Tuesday, February 16, 2016
The challenge we all face in data today is ensuring that we use data as it is intended. Often data consumers are guilty of using data with little or no knowledge of its source or lineage. The more complex data gets; the bigger this problem of becomes.
It is imperative for data organizations get a grip on what is meant by metadata and how to best include it within the processes which lead to data-driven decisions. Metadata as defined by many as data about data, but it is much more than that. It provides a description of the data including it attributes, relationships, business rules, along with data about how to retrieve, use and manage it.
Metadata makes it easier for everyone to talk about data in a singular and consistent manner.
Therefore it is critical for long-term data success to get metadata collected and managed. This is not simply a one-time exercise but rather a continuous process. The task may seem daunting but in reality is that you must eventually bite the bullet and get started or you are doomed to failure or at least serious confusion.
To begin the organization should look to the most business critical systems and clearly document their data. I would suggest that all organizations find a metadata tool to support this need. This can be a difficult as many of these tools are costly and often organizations have trouble justifying their cost. As an alternative you can manage it through a custom solution or Excel (if necessary) but find some way which data can be shared and utilized as desired.
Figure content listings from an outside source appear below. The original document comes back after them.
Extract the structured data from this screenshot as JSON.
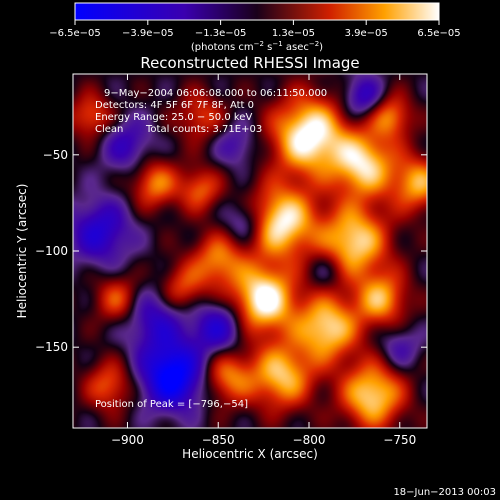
{
  "chart_data": {
    "type": "heatmap",
    "title": "Reconstructed RHESSI Image",
    "xlabel": "Heliocentric X (arcsec)",
    "ylabel": "Heliocentric Y (arcsec)",
    "xlim": [
      -930,
      -735
    ],
    "ylim": [
      -192,
      -8
    ],
    "x_ticks": [
      -900,
      -850,
      -800,
      -750
    ],
    "x_tick_labels": [
      "−900",
      "−850",
      "−800",
      "−750"
    ],
    "y_ticks": [
      -50,
      -100,
      -150
    ],
    "y_tick_labels": [
      "−50",
      "−100",
      "−150"
    ],
    "colorbar": {
      "min": -6.5e-05,
      "max": 6.5e-05,
      "ticks": [
        -6.5e-05,
        -3.9e-05,
        -1.3e-05,
        1.3e-05,
        3.9e-05,
        6.5e-05
      ],
      "tick_labels": [
        "−6.5e−05",
        "−3.9e−05",
        "−1.3e−05",
        "1.3e−05",
        "3.9e−05",
        "6.5e−05"
      ],
      "unit_main": "(photons cm",
      "unit_exp1": "−2",
      "unit_mid": " s",
      "unit_exp2": "−1",
      "unit_end": " asec",
      "unit_exp3": "−2",
      "unit_close": ")"
    },
    "peak": {
      "x": -796,
      "y": -54
    },
    "annotations": {
      "line1": "9−May−2004 06:06:08.000 to 06:11:50.000",
      "line2": "Detectors: 4F 5F 6F 7F 8F, Att 0",
      "line3": "Energy Range: 25.0 − 50.0 keV",
      "line4_a": "Clean",
      "line4_b": "Total counts: 3.71E+03",
      "peak_label": "Position of Peak = [−796,−54]"
    },
    "blobs": [
      {
        "x": -800,
        "y": -40,
        "v": 1.2,
        "s": 14
      },
      {
        "x": -770,
        "y": -55,
        "v": 1.0,
        "s": 12
      },
      {
        "x": -815,
        "y": -85,
        "v": 1.1,
        "s": 13
      },
      {
        "x": -775,
        "y": -95,
        "v": 1.0,
        "s": 13
      },
      {
        "x": -825,
        "y": -125,
        "v": 1.2,
        "s": 12
      },
      {
        "x": -790,
        "y": -140,
        "v": 1.0,
        "s": 12
      },
      {
        "x": -760,
        "y": -125,
        "v": 0.8,
        "s": 10
      },
      {
        "x": -815,
        "y": -165,
        "v": 0.9,
        "s": 12
      },
      {
        "x": -765,
        "y": -175,
        "v": 1.0,
        "s": 12
      },
      {
        "x": -845,
        "y": -165,
        "v": 0.7,
        "s": 10
      },
      {
        "x": -850,
        "y": -105,
        "v": 0.7,
        "s": 10
      },
      {
        "x": -885,
        "y": -65,
        "v": 0.7,
        "s": 9
      },
      {
        "x": -860,
        "y": -68,
        "v": 0.6,
        "s": 8
      },
      {
        "x": -870,
        "y": -120,
        "v": 0.6,
        "s": 9
      },
      {
        "x": -905,
        "y": -125,
        "v": 0.6,
        "s": 9
      },
      {
        "x": -910,
        "y": -170,
        "v": 0.6,
        "s": 9
      },
      {
        "x": -860,
        "y": -30,
        "v": 0.5,
        "s": 9
      },
      {
        "x": -920,
        "y": -30,
        "v": 0.6,
        "s": 8
      },
      {
        "x": -755,
        "y": -30,
        "v": 0.7,
        "s": 8
      },
      {
        "x": -740,
        "y": -65,
        "v": 0.8,
        "s": 10
      },
      {
        "x": -915,
        "y": -90,
        "v": -0.7,
        "s": 12
      },
      {
        "x": -875,
        "y": -165,
        "v": -1.2,
        "s": 12
      },
      {
        "x": -885,
        "y": -135,
        "v": -0.6,
        "s": 12
      },
      {
        "x": -850,
        "y": -140,
        "v": -0.7,
        "s": 10
      },
      {
        "x": -900,
        "y": -45,
        "v": -0.5,
        "s": 10
      },
      {
        "x": -835,
        "y": -85,
        "v": -0.5,
        "s": 8
      },
      {
        "x": -840,
        "y": -45,
        "v": -0.4,
        "s": 8
      },
      {
        "x": -770,
        "y": -20,
        "v": -0.6,
        "s": 8
      },
      {
        "x": -750,
        "y": -150,
        "v": -0.4,
        "s": 8
      },
      {
        "x": -790,
        "y": -110,
        "v": -0.3,
        "s": 7
      }
    ]
  },
  "footer": {
    "timestamp": "18−Jun−2013 00:03"
  }
}
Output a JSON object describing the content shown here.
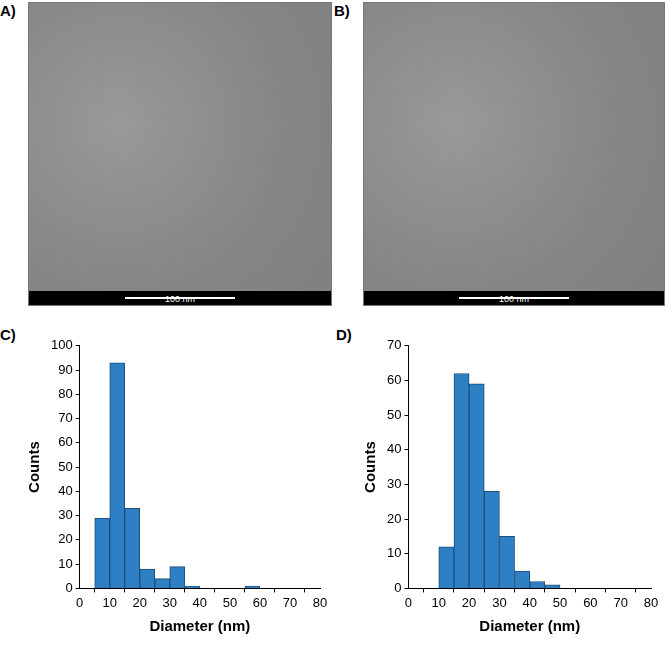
{
  "images": [
    {
      "label": "A)",
      "scale_bar": "100 nm"
    },
    {
      "label": "B)",
      "scale_bar": "100 nm"
    }
  ],
  "chart_data": [
    {
      "label": "C)",
      "type": "histogram",
      "x_label": "Diameter (nm)",
      "y_label": "Counts",
      "bins": [
        5,
        10,
        15,
        20,
        25,
        30,
        35,
        40,
        45,
        50,
        55,
        60
      ],
      "values": [
        29,
        93,
        33,
        8,
        4,
        9,
        1,
        0,
        0,
        0,
        1
      ],
      "color": "#2e7fc4",
      "xlim": [
        0,
        80
      ],
      "xticks": [
        0,
        10,
        20,
        30,
        40,
        50,
        60,
        70,
        80
      ],
      "ylim": [
        0,
        100
      ],
      "yticks": [
        0,
        10,
        20,
        30,
        40,
        50,
        60,
        70,
        80,
        90,
        100
      ],
      "grid": false
    },
    {
      "label": "D)",
      "type": "histogram",
      "x_label": "Diameter (nm)",
      "y_label": "Counts",
      "bins": [
        10,
        15,
        20,
        25,
        30,
        35,
        40,
        45,
        50
      ],
      "values": [
        12,
        62,
        59,
        28,
        15,
        5,
        2,
        1
      ],
      "color": "#2e7fc4",
      "xlim": [
        0,
        80
      ],
      "xticks": [
        0,
        10,
        20,
        30,
        40,
        50,
        60,
        70,
        80
      ],
      "ylim": [
        0,
        70
      ],
      "yticks": [
        0,
        10,
        20,
        30,
        40,
        50,
        60,
        70
      ],
      "grid": false
    }
  ]
}
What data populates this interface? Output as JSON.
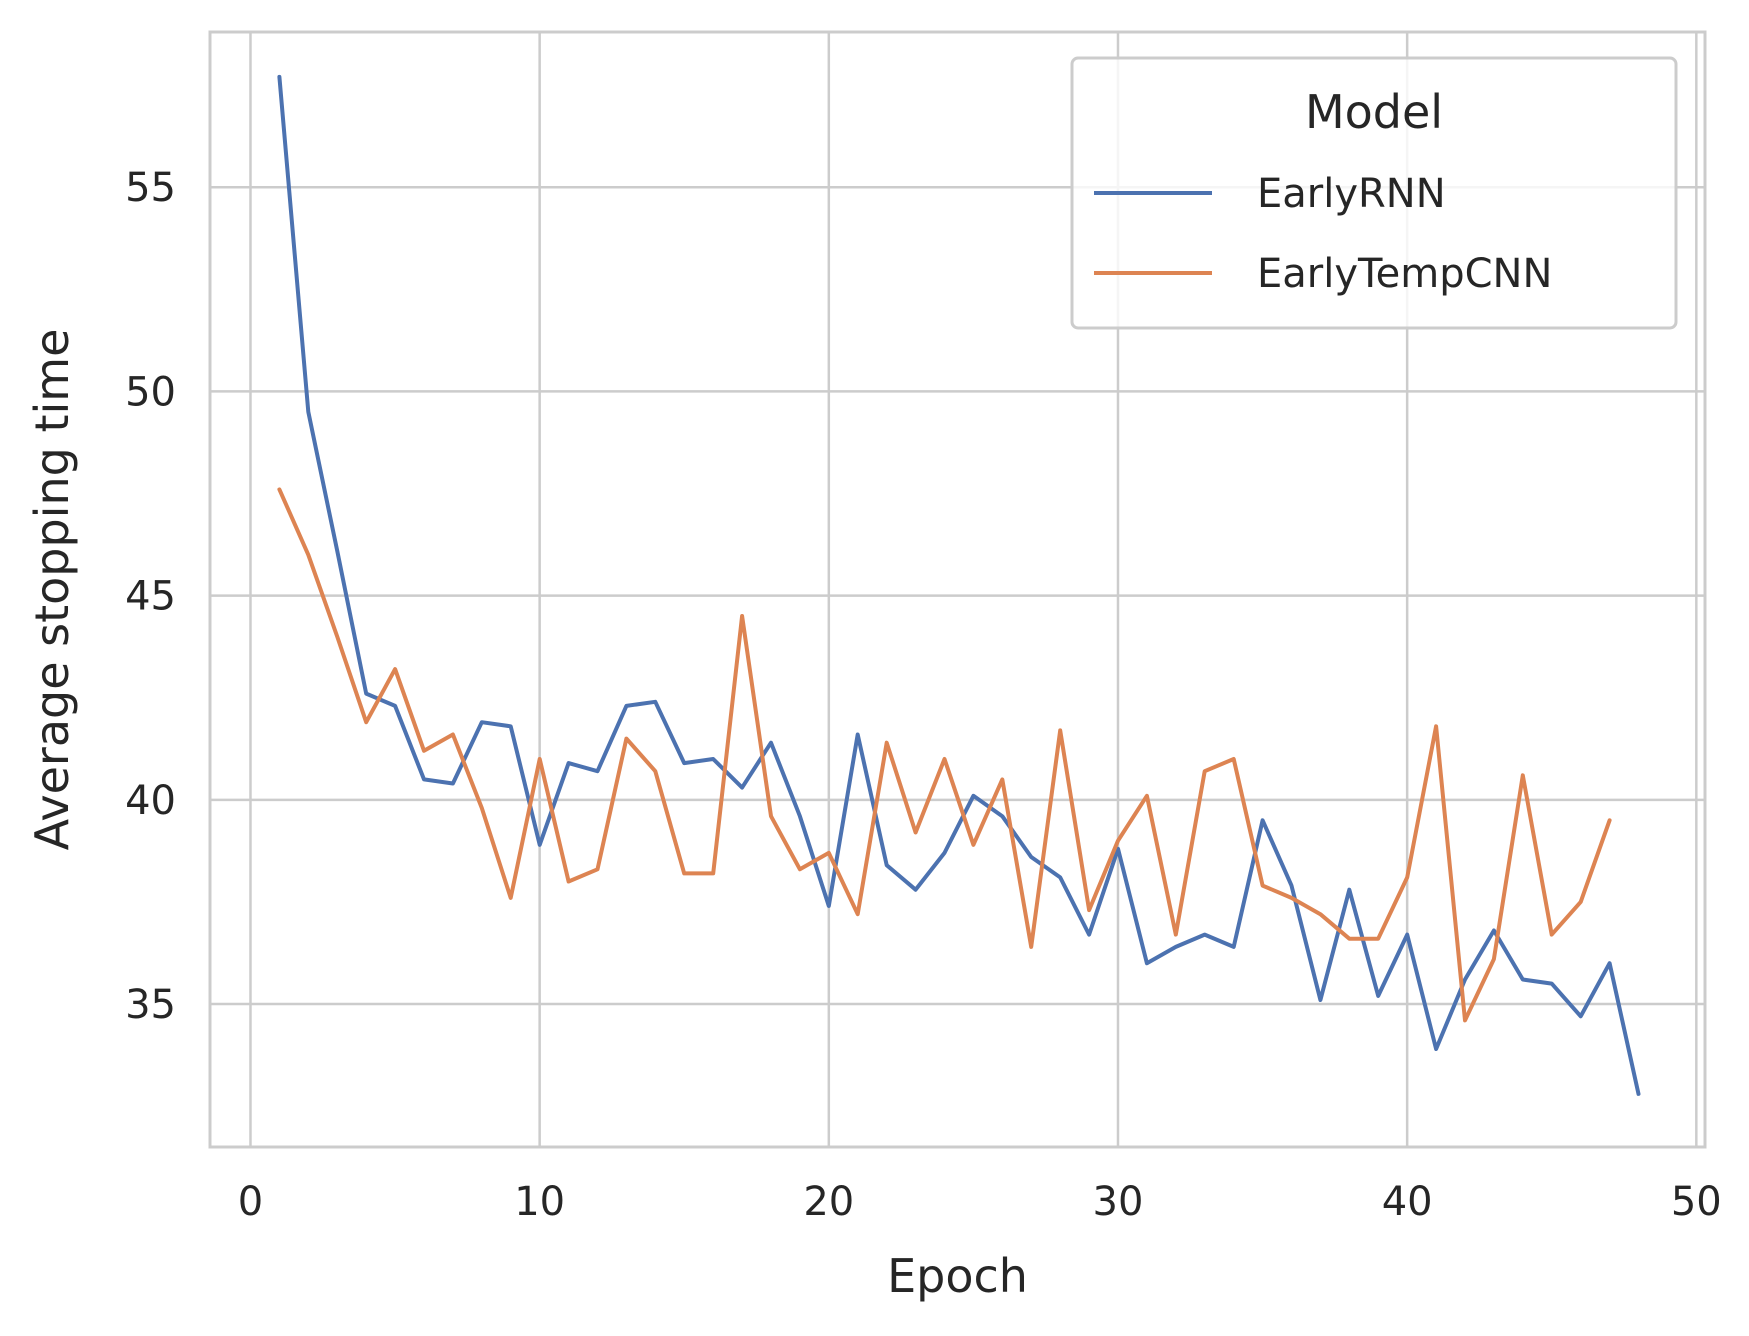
{
  "chart_data": {
    "type": "line",
    "xlabel": "Epoch",
    "ylabel": "Average stopping time",
    "xlim": [
      -1.4,
      50.3
    ],
    "ylim": [
      31.5,
      58.8
    ],
    "xticks": [
      0,
      10,
      20,
      30,
      40,
      50
    ],
    "yticks": [
      35,
      40,
      45,
      50,
      55
    ],
    "grid": true,
    "legend": {
      "title": "Model",
      "placement": "top-right"
    },
    "series": [
      {
        "name": "EarlyRNN",
        "color": "#4c72b0",
        "x": [
          1,
          2,
          3,
          4,
          5,
          6,
          7,
          8,
          9,
          10,
          11,
          12,
          13,
          14,
          15,
          16,
          17,
          18,
          19,
          20,
          21,
          22,
          23,
          24,
          25,
          26,
          27,
          28,
          29,
          30,
          31,
          32,
          33,
          34,
          35,
          36,
          37,
          38,
          39,
          40,
          41,
          42,
          43,
          44,
          45,
          46,
          47,
          48
        ],
        "y": [
          57.7,
          49.5,
          46.1,
          42.6,
          42.3,
          40.5,
          40.4,
          41.9,
          41.8,
          38.9,
          40.9,
          40.7,
          42.3,
          42.4,
          40.9,
          41.0,
          40.3,
          41.4,
          39.6,
          37.4,
          41.6,
          38.4,
          37.8,
          38.7,
          40.1,
          39.6,
          38.6,
          38.1,
          36.7,
          38.8,
          36.0,
          36.4,
          36.7,
          36.4,
          39.5,
          37.9,
          35.1,
          37.8,
          35.2,
          36.7,
          33.9,
          35.6,
          36.8,
          35.6,
          35.5,
          34.7,
          36.0,
          32.8
        ]
      },
      {
        "name": "EarlyTempCNN",
        "color": "#dd8452",
        "x": [
          1,
          2,
          3,
          4,
          5,
          6,
          7,
          8,
          9,
          10,
          11,
          12,
          13,
          14,
          15,
          16,
          17,
          18,
          19,
          20,
          21,
          22,
          23,
          24,
          25,
          26,
          27,
          28,
          29,
          30,
          31,
          32,
          33,
          34,
          35,
          36,
          37,
          38,
          39,
          40,
          41,
          42,
          43,
          44,
          45,
          46,
          47
        ],
        "y": [
          47.6,
          46.0,
          44.0,
          41.9,
          43.2,
          41.2,
          41.6,
          39.8,
          37.6,
          41.0,
          38.0,
          38.3,
          41.5,
          40.7,
          38.2,
          38.2,
          44.5,
          39.6,
          38.3,
          38.7,
          37.2,
          41.4,
          39.2,
          41.0,
          38.9,
          40.5,
          36.4,
          41.7,
          37.3,
          39.0,
          40.1,
          36.7,
          40.7,
          41.0,
          37.9,
          37.6,
          37.2,
          36.6,
          36.6,
          38.1,
          41.8,
          34.6,
          36.1,
          40.6,
          36.7,
          37.5,
          39.5
        ]
      }
    ]
  }
}
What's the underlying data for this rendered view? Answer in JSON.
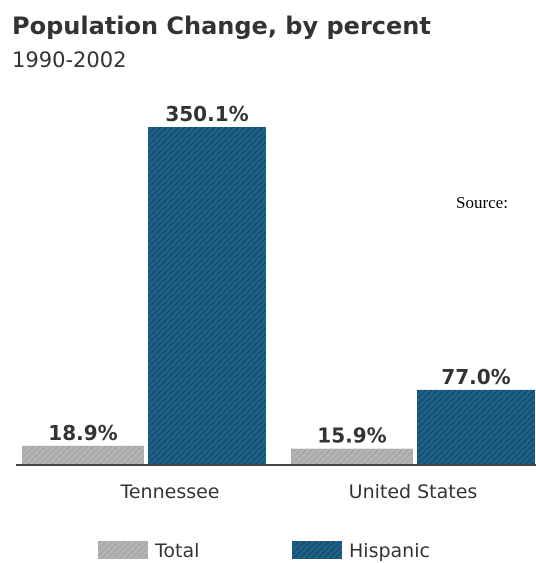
{
  "title": "Population Change, by percent",
  "subtitle": "1990-2002",
  "source_label": "Source:",
  "colors": {
    "total": "#b3b3b3",
    "hispanic": "#1d5f85",
    "axis": "#444444"
  },
  "chart_data": {
    "type": "bar",
    "categories": [
      "Tennessee",
      "United States"
    ],
    "series": [
      {
        "name": "Total",
        "values": [
          18.9,
          15.9
        ],
        "labels": [
          "18.9%",
          "15.9%"
        ]
      },
      {
        "name": "Hispanic",
        "values": [
          350.1,
          77.0
        ],
        "labels": [
          "350.1%",
          "77.0%"
        ]
      }
    ],
    "ylim": [
      0,
      350.1
    ],
    "grid": false,
    "legend": "bottom"
  }
}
Metadata is a complex subject and it is made more complex by Big Data. In this area we often say that we only enforce a schema at the time we require the data. Although this is one of the powers of Big Data it is also one of its troubling approaches. In many ways this goes against the basic foundation for data governance but we cannot simply avoid it we must deal with it. I believe that any data which we collect can be documented. We can capture metadata based on this data. It should document the possible uses for the data and the alternative structures which are available. Although the data may be “schemaless” it still has structure and this should be captured and shared.
Ultimately we must realize that we cannot simply hope that our data is used as expected; we need to be sure it is.